You started as an investment banker. How did you go from that to Superfine?
I had been making games since I was 12, just out of passion, but I was always told that it was a waste of time; so, when I finished college, I just picked whatever career made the most money, thinking I could always figure it out later. That’s how I went into investment banking in 2010, covering the videogame industry.
Three years later, I joined Kixeye following an M&A where I represented the seller. There, I helped launch our first mobile game, which hit number one. However, I wanted the startup experience, so I joined Dots in 2014 as VP of Marketing and Revenue – a technical role responsible for user acquisition. Again, we launched a game that hit number one in 100 countries. Then, Dots was acquired and I joined Ketchapp in Paris. We launched 2048, which became a global phenomenon; it grew so fast that we couldn’t make more games quick enough to move users around and utilise our traffic. That’s how we became a games publisher. By 2017, although we were only six people, we were the number one game publisher in the world with almost 4 billion downloads.
At that time, I was talking to game developers, asking them what was the one thing that we could do to make their lives better.
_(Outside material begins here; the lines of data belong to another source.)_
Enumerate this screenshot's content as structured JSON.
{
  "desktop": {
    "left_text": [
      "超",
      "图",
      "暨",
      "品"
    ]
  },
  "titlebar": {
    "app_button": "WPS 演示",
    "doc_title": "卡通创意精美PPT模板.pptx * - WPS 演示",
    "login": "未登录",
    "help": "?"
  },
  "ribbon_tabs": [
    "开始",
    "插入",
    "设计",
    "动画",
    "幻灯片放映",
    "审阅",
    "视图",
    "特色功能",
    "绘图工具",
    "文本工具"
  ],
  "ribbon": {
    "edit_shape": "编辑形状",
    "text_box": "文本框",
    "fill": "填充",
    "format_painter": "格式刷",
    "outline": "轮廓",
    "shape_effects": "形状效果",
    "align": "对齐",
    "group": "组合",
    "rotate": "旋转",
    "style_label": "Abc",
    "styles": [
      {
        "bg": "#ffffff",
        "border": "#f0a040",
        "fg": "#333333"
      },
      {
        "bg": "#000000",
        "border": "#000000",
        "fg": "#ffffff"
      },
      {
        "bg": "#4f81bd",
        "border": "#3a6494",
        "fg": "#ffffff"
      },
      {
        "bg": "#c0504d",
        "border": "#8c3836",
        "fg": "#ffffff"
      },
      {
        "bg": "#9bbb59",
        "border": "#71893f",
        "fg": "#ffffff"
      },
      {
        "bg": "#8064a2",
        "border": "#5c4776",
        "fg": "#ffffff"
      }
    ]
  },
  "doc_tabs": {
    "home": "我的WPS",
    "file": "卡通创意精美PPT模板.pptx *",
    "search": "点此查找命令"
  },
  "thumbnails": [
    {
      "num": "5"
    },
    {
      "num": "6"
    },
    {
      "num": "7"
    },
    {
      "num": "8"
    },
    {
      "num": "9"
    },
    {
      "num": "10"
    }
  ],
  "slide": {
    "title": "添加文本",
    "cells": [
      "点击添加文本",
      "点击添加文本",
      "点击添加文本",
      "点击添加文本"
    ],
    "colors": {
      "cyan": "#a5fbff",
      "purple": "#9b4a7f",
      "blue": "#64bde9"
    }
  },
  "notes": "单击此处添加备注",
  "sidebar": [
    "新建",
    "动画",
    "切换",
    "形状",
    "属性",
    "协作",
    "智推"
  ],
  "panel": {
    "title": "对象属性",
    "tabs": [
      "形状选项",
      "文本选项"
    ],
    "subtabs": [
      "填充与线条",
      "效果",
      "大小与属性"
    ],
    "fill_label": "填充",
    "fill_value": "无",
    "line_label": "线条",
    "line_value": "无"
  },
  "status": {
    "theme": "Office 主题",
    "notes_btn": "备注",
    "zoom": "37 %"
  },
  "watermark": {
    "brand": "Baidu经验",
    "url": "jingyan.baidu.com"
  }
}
I was really surprised to get almost the same answer from everyone: “We would love to publish the games ourselves.” I realised that there was a need for software that allowed developers to self-publish.
So, when we eventually sold the company to Ubisoft in 2017, I went to Vietnam, where many of our games were coming from, to meet some of our developers like Tuan Anh Nguyen, who became my co-founder. I just fell in love with the ecosystem and moved there.
Kixeye reached out again, asking if I could help them as an operator become more profitable in order to exit. We created Kixeye Studio in Vietnam and Kixeye was sold in 2018.
Finally, with the same setup and crew, we created Superfine, going back to our original software idea.
So what does Superfine do?
Today, to create a global advertising campaign, you could be working with dozens of different ad networks at the same time in hundreds of countries. You have to log into each of the platforms and upload your creatives, which takes a lot of time to set up. So, we came up with an AI marketer. The AI sets it all up for you and saves you a ton of time.
First, you select the creatives that you want to run and Superfine creates the advertisement for you, formatted for each of the 30 ad networks that we work with. The LLM detects the size of the video, tags and analyses it, and gives you a campaign and media buying plan: persona, language, gender, platform, etc. You can change whatever you want, even the language with automated translation.
Then, the AI takes your budget and moves it around to what’s performing best. You can orchestrate burst campaigns, get recommendations, and set rules like a specific return on ad spend. Superfine tracks all your revenue and spend, and a couple of other things like the game’s lifetime value, new users, retention, etc.
We’re a SaaS charging customers based off of install events. The subscription price scales as you need more install events.
How did you develop and finance this solution?
Everything was done in-house, and it took us years.
We raised a total of about $3.2 million, including a pre-Seed for $600,000 with Play Ventures. I also put in about $400,000.
Who are your customers?
Currently, Superfine is just for games, but it can technically be used for anything.
We started with games because these companies are usually the first to spend big on user acquisition, adopt new technologies, and explore new markets. We’re now in a private beta, working with the largest web3 games in the world and we have about 100 games on the waitlist. We’re onboarding three more studios this month to do self-serve and give us feedback.
And then, we plan to open it up to everybody, doing pilots and testing with non-gaming applications to see if we can help with their marketing. One of the reasons why we’re coming to Abu Dhabi is because we want to expand outside of gaming.